Thanksgiving offers parents the chance to bond with their kids over something meaningful. Giving thanks, after all, helps each of us appreciate the world we live in and the gifts each day provides.

If you want to focus on this season but aren't sure how, making things can be a great way to get started. As you work though one of the projects below with your kids, be sure to talk about what you're thankful for and why the season is important to you.

Make a Fall Tree (Inside!)

If you're inspired by the leaves outside or wish you had more of them where you are, bring the color inside. You can make a fall tree for any wall in your house with just a few simple supplies that you probably have lying around already.
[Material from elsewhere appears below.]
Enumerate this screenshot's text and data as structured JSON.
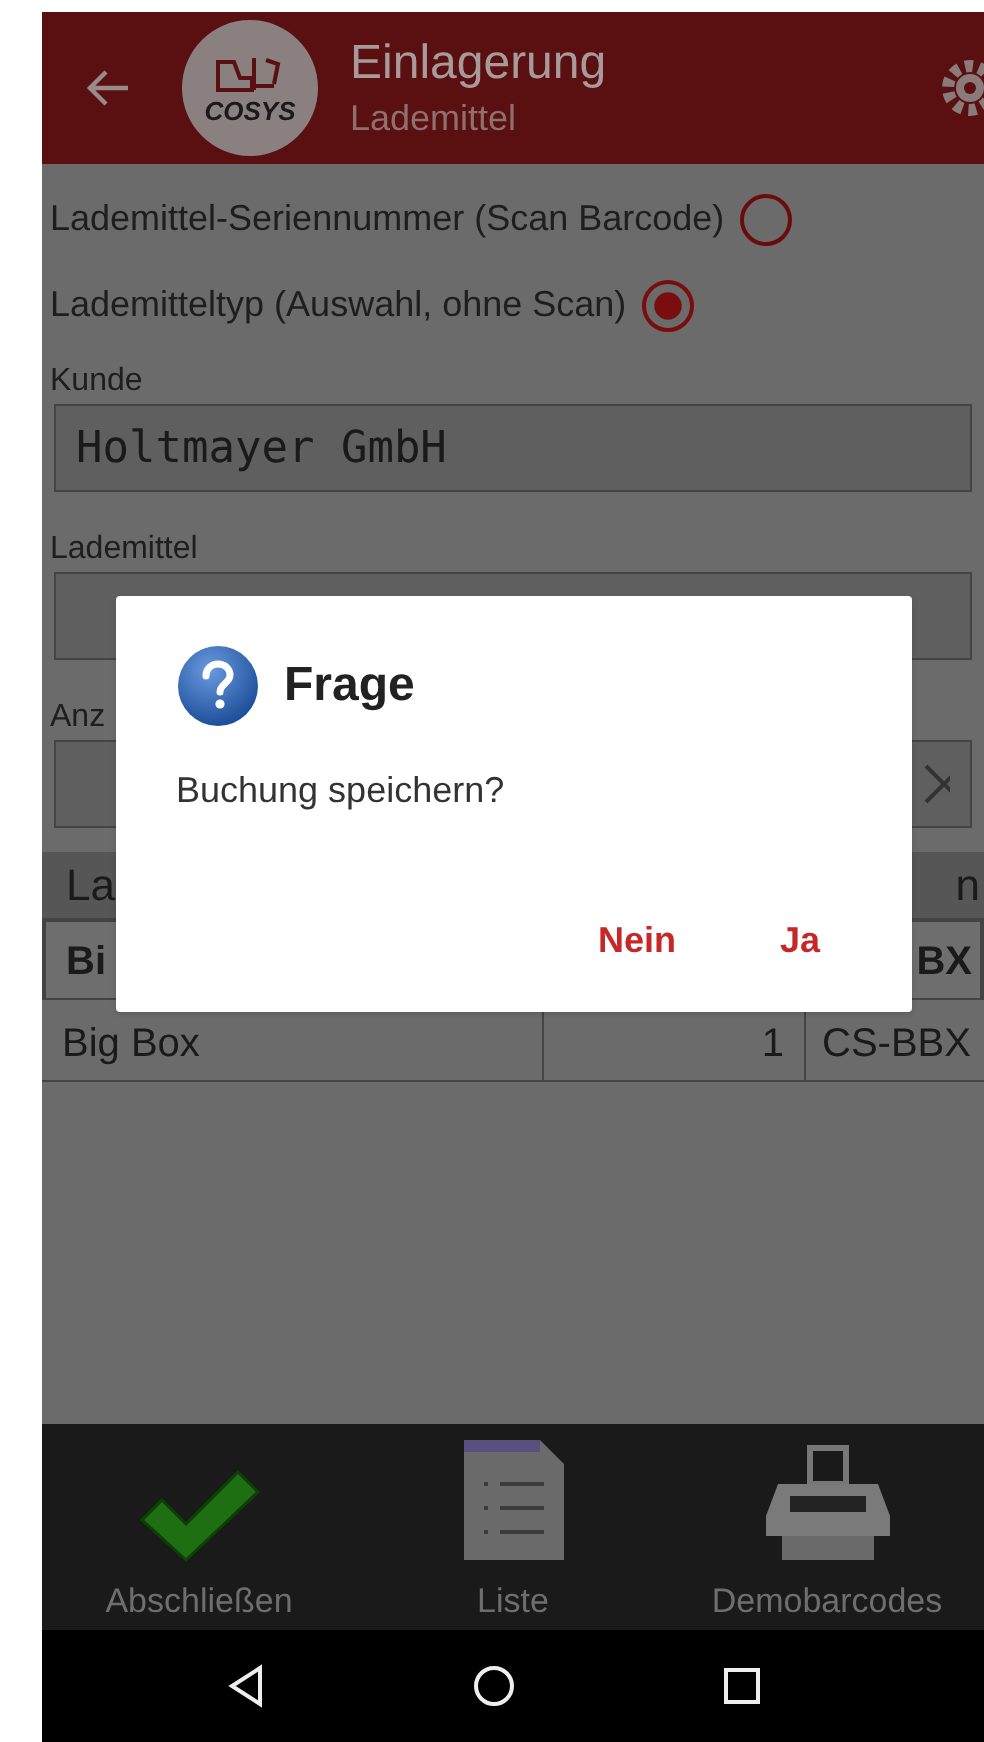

Get a large piece of butcher paper or tape together several cut and unfolded brown paper bags. Draw the basic outline of a tree — trunk, branches, etc. This can be as complicated or as simple as you want to make it. Cut out the tree and tape it to your wall.

Next, gather construction paper in fall colors: yellow, orange, and red. Trace or draw leaf outlines. Cut them out, and attach them to your tree. Repeat until your tree looks the way you want it.

The great thing about this is that you can make a tiny tree, like a wall hanging, or you can make it big, like it's growing out of your floor and up your wall. You can also countdown to Thanksgiving, moving more and more leaves to a pile underneath the tree as each day goes by.

Fill a Cornucopia

If you want a nice centerpiece for your Thanksgiving dinner table, a cornucopia can add a splash of color and even some whimsy to a traditional design. All you need to get started is a trip to the craft store.

I recommend buying premade woven cornucopia, though you can make one out of brown paper, too. You'll also want to get some filler for it, like raffia or straw. Finally, if you don't have one, buy a display tray that's appropriately festive.

Place the horn on the tray and stuff it with your filler. When it's mostly full, decide what to put in next. You may want to gather leaves from outside, cut your own out of construction paper, or buy some fake fruit and vegetables to add. When you're done, you have a great display piece.

For a fun twist on this, let your kids fill the cornucopia with symbols of the things they're thankful for instead of the traditional fall symbols. While you may end up with a centerpiece featuring Barbie and G.I. Joe, they'll have a physical reminder of what this season is all about.

Make a Leaf Collage

Autumn color comes too quickly and fades just as fast. With all the running around that comes with this season, it can be difficult to sit down and appreciate it. But you can preserve it so that you have it to look at whenever you can catch your breath.

Find some fall leaves. The more colorful the better for this exercise, though the judicious addition of brown will make the display look richer.You can choose leaves of one color, many colors, or make several collages, each with a different them.

Pat your leaves with a damp paper towel to clean them. When they're clean and dry, place them between two paper towels and iron them on a low setting. Make sure they get as dry as possible without cracking.

Then, arrange them on a sheet of wax paper. Put another sheet over the top, and a towel on top of it all. Iron again, until the pieces of wax paper adhere together around the leaves. Now, you have a collage you can keep.

You can also add construction paper cutouts to your collage. Make leaves in some unnatural colors, like blue and purple, or cut out the letters in a child's name.

Have you done Thanksgiving crafts with your kids? What did you do and how did it turn out?